Consider the count of world-wide Covid cases (source) from Fall 2020:

Figure 29.4.1. New reported cases

The graph shows three stages of accelerated growth: March-April, June-July, and from October onward. Since the total reflects the spread of disease in different regions, it is natural that it looks like the sum of different logistic curves.

Accordingly, we try modeling this by the sum of three logistic curves.
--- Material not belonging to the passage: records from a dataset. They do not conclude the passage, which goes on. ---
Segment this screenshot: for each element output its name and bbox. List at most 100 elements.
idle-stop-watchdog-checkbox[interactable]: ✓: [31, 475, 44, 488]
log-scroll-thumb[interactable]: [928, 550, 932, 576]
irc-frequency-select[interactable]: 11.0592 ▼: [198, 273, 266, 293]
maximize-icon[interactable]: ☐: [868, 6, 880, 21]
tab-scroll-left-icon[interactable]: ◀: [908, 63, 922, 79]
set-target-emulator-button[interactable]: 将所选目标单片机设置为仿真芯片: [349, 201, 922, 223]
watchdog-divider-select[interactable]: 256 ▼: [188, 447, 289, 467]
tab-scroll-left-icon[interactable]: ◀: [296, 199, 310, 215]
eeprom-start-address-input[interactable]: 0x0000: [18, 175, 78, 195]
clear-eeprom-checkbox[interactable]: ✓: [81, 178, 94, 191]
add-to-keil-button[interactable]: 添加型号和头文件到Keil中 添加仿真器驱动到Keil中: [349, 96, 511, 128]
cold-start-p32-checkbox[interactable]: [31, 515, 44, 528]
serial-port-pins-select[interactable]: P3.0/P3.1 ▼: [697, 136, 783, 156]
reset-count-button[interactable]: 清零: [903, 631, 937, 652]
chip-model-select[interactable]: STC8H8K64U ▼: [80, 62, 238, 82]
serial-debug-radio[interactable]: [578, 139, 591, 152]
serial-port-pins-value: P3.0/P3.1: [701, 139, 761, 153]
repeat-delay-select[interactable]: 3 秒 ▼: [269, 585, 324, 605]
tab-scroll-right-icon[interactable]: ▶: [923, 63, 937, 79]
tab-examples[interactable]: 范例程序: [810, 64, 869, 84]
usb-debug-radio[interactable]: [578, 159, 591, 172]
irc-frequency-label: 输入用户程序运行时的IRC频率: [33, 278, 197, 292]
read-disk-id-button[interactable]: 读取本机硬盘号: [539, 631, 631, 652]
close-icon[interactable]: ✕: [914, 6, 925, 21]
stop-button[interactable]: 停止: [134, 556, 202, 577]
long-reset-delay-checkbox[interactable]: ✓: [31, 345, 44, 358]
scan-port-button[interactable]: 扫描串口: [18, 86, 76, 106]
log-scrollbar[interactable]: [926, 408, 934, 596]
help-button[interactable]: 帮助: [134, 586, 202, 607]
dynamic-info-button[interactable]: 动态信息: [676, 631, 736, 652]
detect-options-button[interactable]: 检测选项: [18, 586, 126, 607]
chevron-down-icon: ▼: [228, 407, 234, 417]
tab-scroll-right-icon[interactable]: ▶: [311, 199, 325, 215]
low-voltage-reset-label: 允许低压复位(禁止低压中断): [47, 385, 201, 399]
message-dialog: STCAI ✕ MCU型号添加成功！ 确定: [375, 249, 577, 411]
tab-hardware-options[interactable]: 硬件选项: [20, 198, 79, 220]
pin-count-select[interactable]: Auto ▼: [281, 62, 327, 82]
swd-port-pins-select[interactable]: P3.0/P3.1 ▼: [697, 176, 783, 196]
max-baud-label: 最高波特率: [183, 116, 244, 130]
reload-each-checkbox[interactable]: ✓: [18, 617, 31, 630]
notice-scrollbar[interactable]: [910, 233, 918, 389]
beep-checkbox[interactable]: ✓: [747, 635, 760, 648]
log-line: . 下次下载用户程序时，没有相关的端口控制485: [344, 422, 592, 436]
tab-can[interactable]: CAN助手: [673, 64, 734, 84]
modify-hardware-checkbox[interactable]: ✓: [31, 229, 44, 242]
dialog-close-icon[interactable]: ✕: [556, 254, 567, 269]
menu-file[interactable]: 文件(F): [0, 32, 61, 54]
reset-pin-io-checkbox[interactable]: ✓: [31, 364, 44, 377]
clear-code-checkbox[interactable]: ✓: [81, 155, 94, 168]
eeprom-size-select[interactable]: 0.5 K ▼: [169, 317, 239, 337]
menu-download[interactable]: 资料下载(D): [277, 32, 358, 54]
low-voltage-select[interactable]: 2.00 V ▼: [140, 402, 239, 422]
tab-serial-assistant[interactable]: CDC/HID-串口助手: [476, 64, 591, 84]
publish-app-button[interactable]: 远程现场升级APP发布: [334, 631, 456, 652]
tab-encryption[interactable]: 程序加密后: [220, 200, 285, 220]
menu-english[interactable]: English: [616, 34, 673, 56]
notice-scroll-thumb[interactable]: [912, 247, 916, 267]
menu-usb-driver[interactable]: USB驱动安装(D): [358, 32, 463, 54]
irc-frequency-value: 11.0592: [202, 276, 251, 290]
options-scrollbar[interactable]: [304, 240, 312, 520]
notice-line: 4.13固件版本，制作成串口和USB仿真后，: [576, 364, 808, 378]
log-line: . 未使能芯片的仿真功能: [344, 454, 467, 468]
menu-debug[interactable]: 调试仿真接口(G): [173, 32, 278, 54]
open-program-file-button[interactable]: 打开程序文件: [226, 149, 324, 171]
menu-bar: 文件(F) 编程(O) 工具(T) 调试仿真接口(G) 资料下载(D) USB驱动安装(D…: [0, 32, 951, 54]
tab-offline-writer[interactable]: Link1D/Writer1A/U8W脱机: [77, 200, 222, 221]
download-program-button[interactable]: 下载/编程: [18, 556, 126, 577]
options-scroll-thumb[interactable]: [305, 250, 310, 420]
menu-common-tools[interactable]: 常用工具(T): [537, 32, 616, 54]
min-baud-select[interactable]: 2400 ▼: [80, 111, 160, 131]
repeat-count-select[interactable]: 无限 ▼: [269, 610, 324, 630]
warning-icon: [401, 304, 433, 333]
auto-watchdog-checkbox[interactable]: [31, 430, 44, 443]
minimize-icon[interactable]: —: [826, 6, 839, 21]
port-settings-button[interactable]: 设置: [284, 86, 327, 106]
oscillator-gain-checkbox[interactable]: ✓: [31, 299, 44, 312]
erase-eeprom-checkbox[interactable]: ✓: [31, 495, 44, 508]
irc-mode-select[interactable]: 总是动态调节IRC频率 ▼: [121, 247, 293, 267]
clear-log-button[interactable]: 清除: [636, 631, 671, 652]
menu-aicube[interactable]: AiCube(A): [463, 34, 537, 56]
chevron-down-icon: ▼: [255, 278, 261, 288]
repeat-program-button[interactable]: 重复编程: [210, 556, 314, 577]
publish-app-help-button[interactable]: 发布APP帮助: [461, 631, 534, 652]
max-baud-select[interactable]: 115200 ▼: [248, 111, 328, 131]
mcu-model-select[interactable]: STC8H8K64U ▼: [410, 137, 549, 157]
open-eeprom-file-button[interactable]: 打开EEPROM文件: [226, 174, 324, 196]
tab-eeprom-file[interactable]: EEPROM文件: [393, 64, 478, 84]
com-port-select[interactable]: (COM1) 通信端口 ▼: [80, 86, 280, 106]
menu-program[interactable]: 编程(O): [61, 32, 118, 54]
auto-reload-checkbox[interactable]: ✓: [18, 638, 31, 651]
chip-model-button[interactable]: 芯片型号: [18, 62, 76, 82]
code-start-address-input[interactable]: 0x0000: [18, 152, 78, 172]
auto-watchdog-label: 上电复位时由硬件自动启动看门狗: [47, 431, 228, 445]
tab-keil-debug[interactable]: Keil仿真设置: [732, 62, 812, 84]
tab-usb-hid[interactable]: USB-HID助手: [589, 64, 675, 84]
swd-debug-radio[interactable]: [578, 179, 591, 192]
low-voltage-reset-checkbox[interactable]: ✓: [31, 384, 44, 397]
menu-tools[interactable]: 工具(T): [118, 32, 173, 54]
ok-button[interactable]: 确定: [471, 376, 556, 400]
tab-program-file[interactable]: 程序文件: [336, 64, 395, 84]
To reduce the amount of data, we use the 7-day averages reported on the 1st, 11th, and 21th of every month, from March 1 to November 21. These 27 data values (measured in thousands) are below.

y = [1 4 21 67 80 79 77 85 94 110 126 148 180 205 230 257 259 254 265 267 292 295 337 389 503 573 588];

The corresponding x-values are simply x = 1:numel(y). Run plot(x, y, '*') to visualize the data: this will help with choosing initial parameters, as described below.

High-dimensional optimization is difficult, and fminsearch will need your help in the form of a good initial point (ones(9, 1) is not good enough). The logistic equation (29.2.1) leads to the 9-parameter model

\begin{equation} y = \frac{M_1}{1 + e^{-(x-a_1)/s_1}} + \frac{M_2}{1 + e^{-(x-a_2)/s_2}} + \frac{M_3}{1 + e^{-(x-a_3)/s_3}}\label{eq-sum-logistic-curves}\tag{29.4.1} \end{equation}

Reasonable initial guesses would be:

  • \(a_1, a_2, a_3\) are the x-values of places where the three “waves” are the steepest
  • \(M_1, M_2, M_3\) are the sizes of the three waves (how much each of them adds to the total)
  • \(s_1, s_2, s_3\) are about a tenth of the non-flat span of the wave.

Follow the examples such as Example 29.2.1 in plotting the best-fitting curve together with the data. Since the main interest in building a model like this is to predict future development, extend the curve by a month into the future (this means 3 units on x-axis). What does it predict for December 21?